I think if anyone had been nice to me I might have asked for help, or gone to the police, perhaps. The doctors were too busy to want more than a glance at someone with my kind of problems. Even the nurse who did the bandaging didn’t ask how it had happened. She was flustered and tired and she had a bright line of sweat where her hair met her forehead. I found my gaze focusing on it while she worked on me. It must be a strange thing to spend your day with people who have been really hurt. They say policemen think everyone is a criminal. I wonder if doctors think everyone is just a bag of skin and bones waiting to burst apart all over them. I saw some blood on the linoleum floor while I was there, though it was cleaned up so I stopped my mental letter to the local paper.
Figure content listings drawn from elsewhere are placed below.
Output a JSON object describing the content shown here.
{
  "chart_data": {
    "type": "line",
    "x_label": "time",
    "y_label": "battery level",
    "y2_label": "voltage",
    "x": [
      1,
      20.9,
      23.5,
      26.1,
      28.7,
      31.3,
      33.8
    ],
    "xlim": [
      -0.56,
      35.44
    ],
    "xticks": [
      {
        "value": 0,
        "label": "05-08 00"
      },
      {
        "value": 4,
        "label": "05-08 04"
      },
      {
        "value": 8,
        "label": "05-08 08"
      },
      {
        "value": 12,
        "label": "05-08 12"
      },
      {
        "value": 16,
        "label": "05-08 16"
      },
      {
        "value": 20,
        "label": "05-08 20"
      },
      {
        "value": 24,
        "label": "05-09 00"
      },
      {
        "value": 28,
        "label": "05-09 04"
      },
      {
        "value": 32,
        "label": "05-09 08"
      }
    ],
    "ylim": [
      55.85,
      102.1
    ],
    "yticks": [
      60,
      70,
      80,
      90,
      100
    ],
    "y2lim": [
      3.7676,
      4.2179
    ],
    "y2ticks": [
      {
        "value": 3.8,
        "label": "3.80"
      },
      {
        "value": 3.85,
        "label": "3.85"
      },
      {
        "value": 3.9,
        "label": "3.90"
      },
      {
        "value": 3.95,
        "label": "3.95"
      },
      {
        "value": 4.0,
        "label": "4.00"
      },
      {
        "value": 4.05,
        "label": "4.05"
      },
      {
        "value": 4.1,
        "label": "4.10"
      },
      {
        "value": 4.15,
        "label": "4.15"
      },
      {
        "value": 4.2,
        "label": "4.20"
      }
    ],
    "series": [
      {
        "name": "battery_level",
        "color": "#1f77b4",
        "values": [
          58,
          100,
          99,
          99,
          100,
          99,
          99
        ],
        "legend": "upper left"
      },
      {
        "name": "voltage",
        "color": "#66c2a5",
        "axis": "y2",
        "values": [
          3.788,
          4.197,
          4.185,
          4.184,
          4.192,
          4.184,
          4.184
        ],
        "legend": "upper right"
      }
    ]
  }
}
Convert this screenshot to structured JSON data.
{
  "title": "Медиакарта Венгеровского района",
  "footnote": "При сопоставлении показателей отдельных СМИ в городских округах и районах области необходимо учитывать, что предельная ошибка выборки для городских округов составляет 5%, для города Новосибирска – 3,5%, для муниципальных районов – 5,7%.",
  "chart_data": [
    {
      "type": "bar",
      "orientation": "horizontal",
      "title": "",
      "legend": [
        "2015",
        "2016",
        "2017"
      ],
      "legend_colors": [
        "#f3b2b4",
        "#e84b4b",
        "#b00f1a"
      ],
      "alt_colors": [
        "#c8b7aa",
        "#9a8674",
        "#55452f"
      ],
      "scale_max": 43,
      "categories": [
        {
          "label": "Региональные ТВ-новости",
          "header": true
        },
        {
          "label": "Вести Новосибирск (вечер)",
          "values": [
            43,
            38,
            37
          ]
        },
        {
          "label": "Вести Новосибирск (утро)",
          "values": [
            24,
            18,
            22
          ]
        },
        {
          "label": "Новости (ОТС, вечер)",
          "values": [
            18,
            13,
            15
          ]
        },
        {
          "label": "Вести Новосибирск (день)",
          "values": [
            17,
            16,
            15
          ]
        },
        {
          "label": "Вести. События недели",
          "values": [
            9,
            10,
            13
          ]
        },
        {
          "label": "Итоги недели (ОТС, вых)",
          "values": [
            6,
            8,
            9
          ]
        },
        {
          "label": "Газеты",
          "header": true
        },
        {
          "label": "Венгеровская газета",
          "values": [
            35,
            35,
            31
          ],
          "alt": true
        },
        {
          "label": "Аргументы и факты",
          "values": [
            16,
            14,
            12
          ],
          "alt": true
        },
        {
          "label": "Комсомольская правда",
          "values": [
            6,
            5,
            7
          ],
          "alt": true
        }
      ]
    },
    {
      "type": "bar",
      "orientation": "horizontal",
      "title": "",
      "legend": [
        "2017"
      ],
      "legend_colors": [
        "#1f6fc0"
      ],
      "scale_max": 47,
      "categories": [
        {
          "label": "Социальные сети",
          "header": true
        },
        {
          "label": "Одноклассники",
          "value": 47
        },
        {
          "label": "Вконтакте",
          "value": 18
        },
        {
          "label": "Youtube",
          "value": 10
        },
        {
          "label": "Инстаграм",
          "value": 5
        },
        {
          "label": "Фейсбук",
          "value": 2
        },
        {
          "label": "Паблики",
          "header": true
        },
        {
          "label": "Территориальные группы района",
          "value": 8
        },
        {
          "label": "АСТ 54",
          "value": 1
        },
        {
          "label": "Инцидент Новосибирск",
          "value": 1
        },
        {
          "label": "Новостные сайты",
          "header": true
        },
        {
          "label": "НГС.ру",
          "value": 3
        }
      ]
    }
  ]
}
I think it was then that I thought of writing to my brother. I was a bit woozy from the painkillers and I had a prescription for more. There was a small leak of acid into my mouth, but when I swallowed it back it stayed down, to my relief. I couldn’t go home and I couldn’t find my car keys. I knew I’d driven to the hospital, but the damn things had walked somewhere between the reception and the waiting room and the X-ray waiting room and the X-ray machine and the nurses’ station and all the other places they’d sent me. I couldn’t bear to get up and begin the search for them.

‘Excuse me, miss, have you seen a set of car keys? I was here just a minute ago’ – over and over. If they were lost, I would walk home, or call the RAC and pretend to be a young woman on her own so they’d come quickly. I was past caring about anything.